The ISO’s scarcity pricing study indicated it will likely realize production cost savings and reduced consumer costs by incorporating marginal losses in system dispatch decisions. The analysis also projected increases in unit make-whole payments and start-up costs, “which could indicate possible additional costs if marginal losses are implemented.”
The PUC last year directed ERCOT and the Monitor to produce the studies as part of its efforts to improve market performance. The Monitor has made the simulation program code, data and use instructions available on ERCOT’s website.
July Begins with Another Monthly Demand Record
ERCOT wasted no time setting a new monthly demand record for the third straight month when the system recorded demand of 69.6 GW on July 3 during the 4-5 p.m. hour. July’s previous high was set last year at 69.5 GW.
System demand also topped the old record during the 5-6 p.m. hour.
The ISO has now recorded four new monthly highs this year. Staff has forecasted demand will exceed 70 GW in July and August, with a new summer peak of 72.97 GW expected next month.
Real-time prices topped out at $71.85/MWh during the interval ending at 2:30 p.m. on July 3.

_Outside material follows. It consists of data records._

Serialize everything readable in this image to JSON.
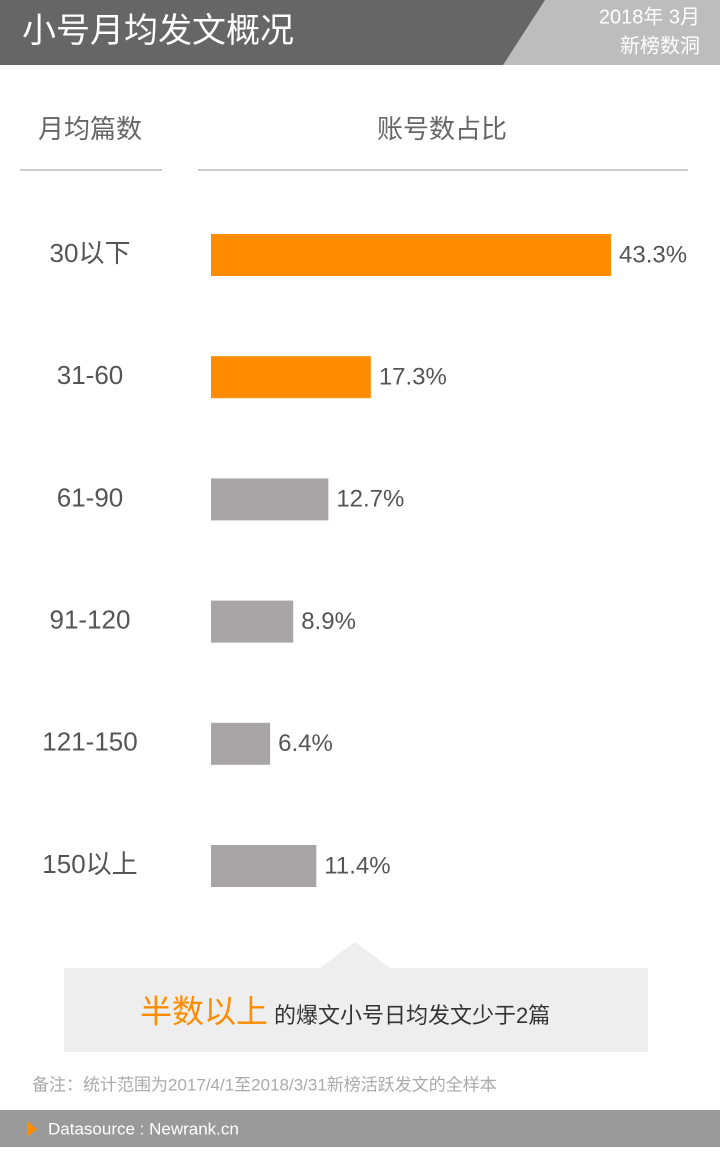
{
  "chart_data": {
    "type": "bar",
    "orientation": "horizontal",
    "title": "小号月均发文概况",
    "date": "2018年 3月",
    "brand": "新榜数洞",
    "category_header": "月均篇数",
    "value_header": "账号数占比",
    "categories": [
      "30以下",
      "31-60",
      "61-90",
      "91-120",
      "121-150",
      "150以上"
    ],
    "values": [
      43.3,
      17.3,
      12.7,
      8.9,
      6.4,
      11.4
    ],
    "value_labels": [
      "43.3%",
      "17.3%",
      "12.7%",
      "8.9%",
      "6.4%",
      "11.4%"
    ],
    "colors": [
      "#ff8c00",
      "#ff8c00",
      "#a9a5a6",
      "#a9a5a6",
      "#a9a5a6",
      "#a9a5a6"
    ],
    "callout": {
      "highlight": "半数以上",
      "text": "的爆文小号日均发文少于2篇"
    },
    "note": "备注：统计范围为2017/4/1至2018/3/31新榜活跃发文的全样本",
    "source": "Datasource : Newrank.cn"
  }
}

The grid operator has yet to issue a conservation appeal this summer. It says it has 78.2 GW of capacity available, with a planning reserve margin of 11%. (See ERCOT Gains Additional Capacity to Meet Summer Demand.)
Garland Generating Units Return to Mothballs
ERCOT has approved two separate requests by the city of Garland to return 572 MW of generating capacity to mothball status this fall.
The ISO on Friday approved a notification of suspension of operations (NSO) for two units at Garland’s Spencer plant, effective Oct. 3. The two gas-fired units have a total capacity of 118 MW.
ERCOT earlier had approved an NSO for the city’s 454-MW, coal-fired Gibbons Creek facility, effective Oct. 1.
The grid operator determined the generation resources were not necessary to support transmission system reliability during their unavailability.
Both units were returned to seasonal status this spring.